Как любой инструмент, кибер-бустер не лишен недостатков. Ему лучше даются языки и факты, нежели распознавание образцов. Я не смогу, взглянув на платье, узнать, подобно коренным жительницам, откуда оно- из 1968 или 1978 года. То есть мне не стоило чересчур зарываться: останься я в двадцатом веке подольше, я непременно допустила бы какой-нибудь анахроничный ляпсус.

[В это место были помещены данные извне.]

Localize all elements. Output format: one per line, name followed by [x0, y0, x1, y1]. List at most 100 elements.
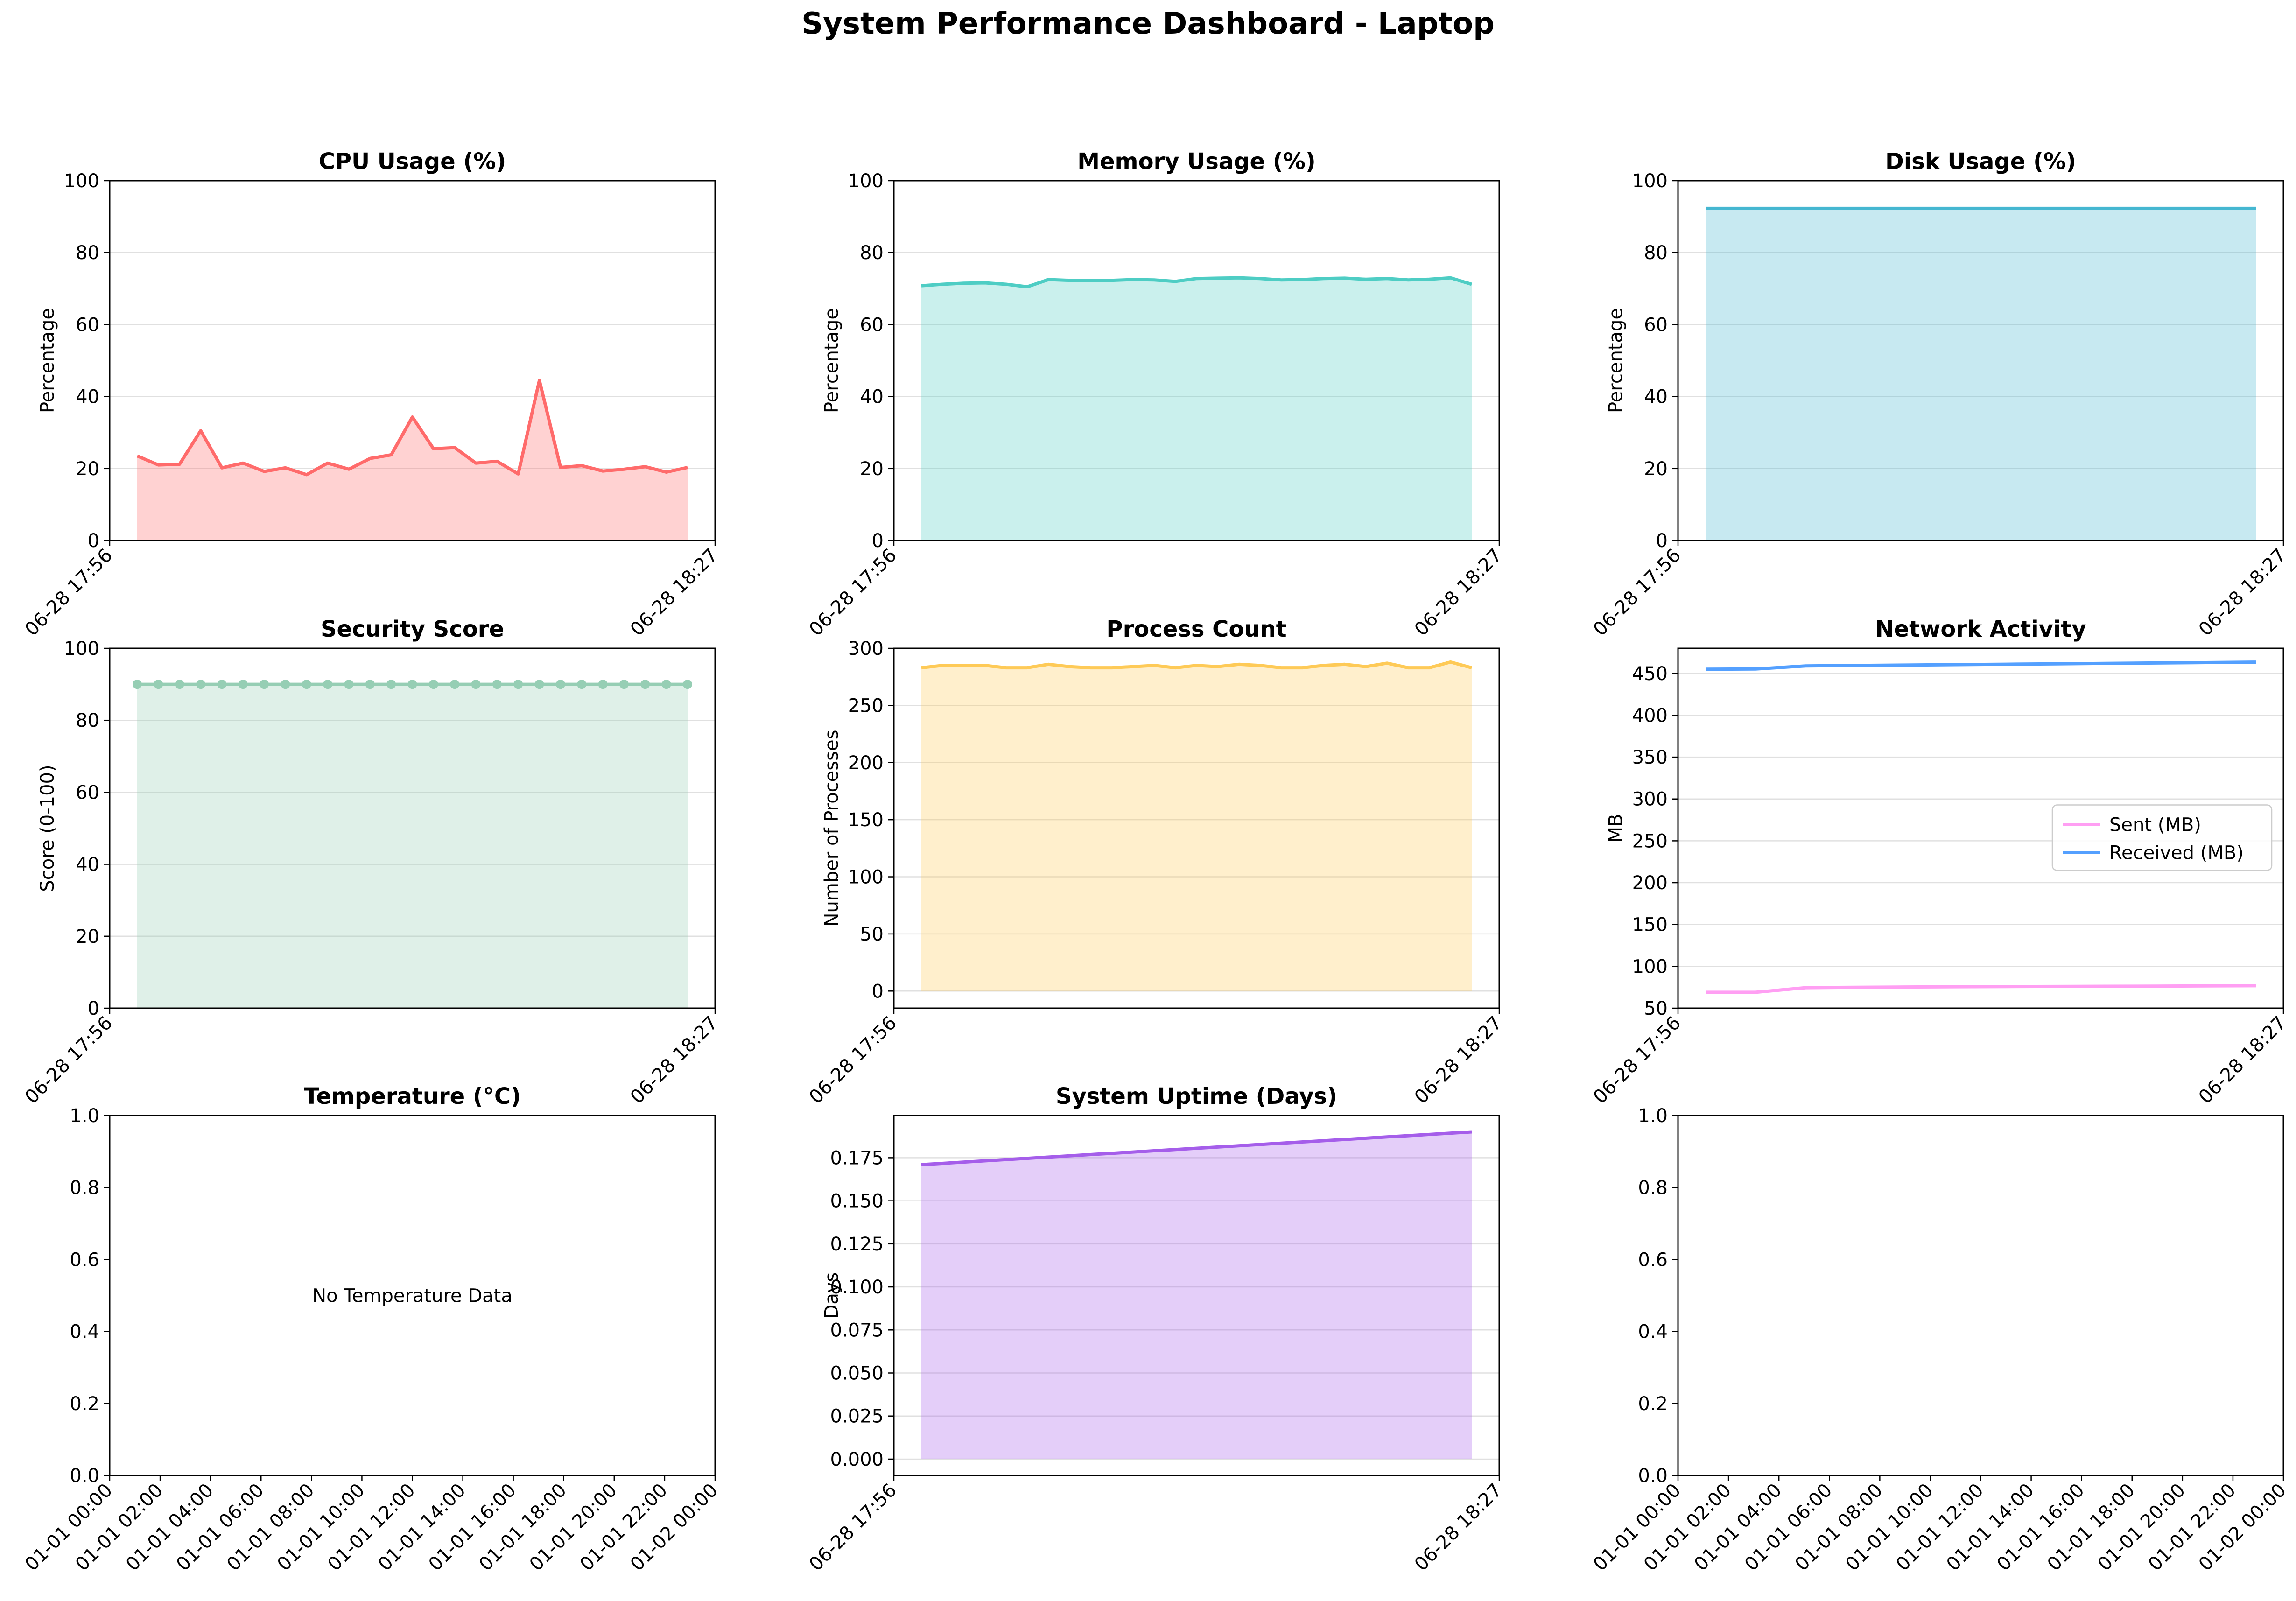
x-tick-label: 01-01 10:00 [1841, 1480, 1937, 1575]
x-tick-label: 01-01 20:00 [2094, 1480, 2190, 1575]
y-tick-label: 400 [1632, 705, 1668, 726]
x-tick-label: 06-28 18:27 [2195, 1012, 2290, 1108]
data-point [323, 680, 333, 689]
y-tick-label: 0.050 [830, 1363, 884, 1384]
x-tick-label: 01-01 12:00 [323, 1480, 419, 1575]
legend: Sent (MB) Received (MB) [2051, 804, 2273, 871]
chart-title: System Uptime (Days) [1056, 1083, 1337, 1109]
chart-title: Security Score [321, 616, 504, 642]
y-tick-label: 0 [1656, 530, 1668, 552]
data-point [2255, 985, 2256, 986]
y-tick-label: 60 [860, 314, 884, 336]
x-tick-label: 06-28 18:27 [2195, 545, 2290, 640]
axes-frame [1677, 1115, 2284, 1476]
data-point [1302, 667, 1303, 668]
y-tick-label: 0.175 [830, 1147, 884, 1169]
data-point [2205, 662, 2206, 663]
data-point [1196, 665, 1197, 666]
y-tick-label: 0.0 [70, 1465, 99, 1487]
data-point [133, 680, 142, 689]
x-tick-label: 01-01 00:00 [1589, 1480, 1685, 1575]
series-line [136, 379, 688, 477]
x-tick-label: 01-01 16:00 [1993, 1480, 2089, 1575]
data-point [1429, 279, 1430, 280]
x-tick-label: 01-01 22:00 [576, 1480, 672, 1575]
legend-box [2051, 804, 2273, 871]
x-tick-label: 01-01 00:00 [21, 1480, 117, 1575]
axes-frame [1677, 647, 2284, 1009]
data-point [1471, 667, 1472, 668]
data-point [645, 466, 646, 467]
y-tick-label: 0.150 [830, 1191, 884, 1212]
y-tick-label: 250 [1632, 830, 1668, 852]
y-tick-label: 0.0 [1638, 1465, 1668, 1487]
series-2-line [1705, 660, 2256, 671]
data-point [682, 680, 692, 689]
x-tick-label: 06-28 17:56 [805, 545, 901, 640]
page-title: System Performance Dashboard - Laptop [801, 7, 1495, 41]
area-fill [921, 1132, 1472, 1459]
axes-frame [109, 647, 716, 1009]
data-point [260, 680, 269, 689]
y-tick-label: 40 [860, 386, 884, 408]
y-tick-label: 300 [848, 638, 884, 660]
area-fill [137, 380, 688, 541]
data-point [534, 680, 544, 689]
x-tick-label: 01-01 18:00 [475, 1480, 571, 1575]
y-tick-label: 100 [1632, 956, 1668, 977]
area-fill [1706, 208, 2256, 541]
data-point [154, 680, 163, 689]
x-tick-label: 01-02 00:00 [626, 1480, 722, 1575]
y-tick-label: 300 [1632, 789, 1668, 810]
y-tick-label: 0.8 [1638, 1177, 1668, 1199]
y-tick-label: 40 [1644, 386, 1668, 408]
chart-title: Memory Usage (%) [1077, 148, 1316, 175]
x-tick-label: 01-02 00:00 [2195, 1480, 2290, 1575]
data-point [2213, 208, 2214, 209]
chart-panel-3: 0 20 40 60 80 100 06-28 17:56 06-28 18:27 Disk U… [1589, 148, 2290, 640]
axes-frame [1677, 180, 2284, 541]
data-point [302, 680, 311, 689]
data-point [196, 680, 206, 689]
data-point [407, 680, 417, 689]
y-tick-label: 0.075 [830, 1320, 884, 1341]
y-tick-label: 0.100 [830, 1277, 884, 1298]
chart-panel-1: 0 20 40 60 80 100 06-28 17:56 06-28 18:27 CPU Us… [21, 148, 722, 640]
chart-title: CPU Usage (%) [319, 148, 506, 175]
data-point [1955, 664, 1956, 665]
x-tick-label: 06-28 17:56 [21, 1012, 117, 1108]
y-tick-label: 450 [1632, 663, 1668, 685]
data-point [1429, 667, 1430, 668]
legend-label: Sent (MB) [2109, 815, 2201, 836]
x-tick-label: 01-01 08:00 [1791, 1480, 1887, 1575]
y-tick-label: 80 [1644, 242, 1668, 264]
x-tick-label: 01-01 02:00 [1640, 1480, 1735, 1575]
data-point [1855, 665, 1856, 666]
x-tick-label: 06-28 17:56 [1589, 1012, 1685, 1108]
data-point [365, 680, 375, 689]
data-point [1323, 665, 1324, 666]
data-point [281, 680, 290, 689]
y-tick-label: 20 [860, 458, 884, 480]
y-tick-label: 100 [848, 170, 884, 192]
data-point [1959, 208, 1960, 209]
x-tick-label: 06-28 17:56 [805, 1012, 901, 1108]
y-tick-label: 20 [1644, 458, 1668, 480]
data-point [2128, 208, 2129, 209]
data-point [942, 284, 943, 285]
x-tick-label: 01-01 14:00 [1942, 1480, 2038, 1575]
chart-panel-6: 50 100 150 200 250 300 350 400 450 06-28 17:56 06-… [1589, 616, 2290, 1108]
y-tick-label: 100 [848, 867, 884, 888]
chart-panel-8: 0.000 0.025 0.050 0.075 0.100 0.125 0.150 0.175… [805, 1083, 1506, 1575]
y-axis-label: Percentage [821, 308, 843, 413]
data-point [1811, 208, 1812, 209]
data-point [238, 680, 248, 689]
x-tick-label: 06-28 18:27 [626, 1012, 722, 1108]
y-tick-label: 60 [1644, 314, 1668, 336]
x-tick-label: 06-28 18:27 [1411, 545, 1506, 640]
chart-panel-4: 0 20 40 60 80 100 06-28 17:56 06-28 18:27 Securi… [21, 616, 722, 1108]
y-tick-label: 20 [76, 926, 99, 948]
y-tick-label: 0.2 [1638, 1393, 1668, 1415]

Но что может случиться за один час?
День выдался отвратительный. Всю ночь лил дождь; днем он наконец перестал, но вместе с ним исчезли облака, и, что хуже всего, осадки вымыли из воздуха почти все миазмы. Небо было громадное, необъятное, неправдоподобно голубое; казалось, до него не меньше миллиона миль. Солнце сияло так ярко, что на него невозможно было смотреть без риска повредить сетчатку. Не говоря уже о том, что оно заливало меня вредной для здоровья радиацией, я вообще не понимаю, как люди могли жить с этой нависающей над головами жуткой штуковиной? А воздух был такой чистый и ясный, что просматривался даже округ Марин.
Слова- явления забавные. Я понимаю, что описала прекрасное- с точки зрения двадцатников- утро. Прохладный, свежий, чистый воздух; яркий живительный солнечный свет; все окрестности видны как на ладони.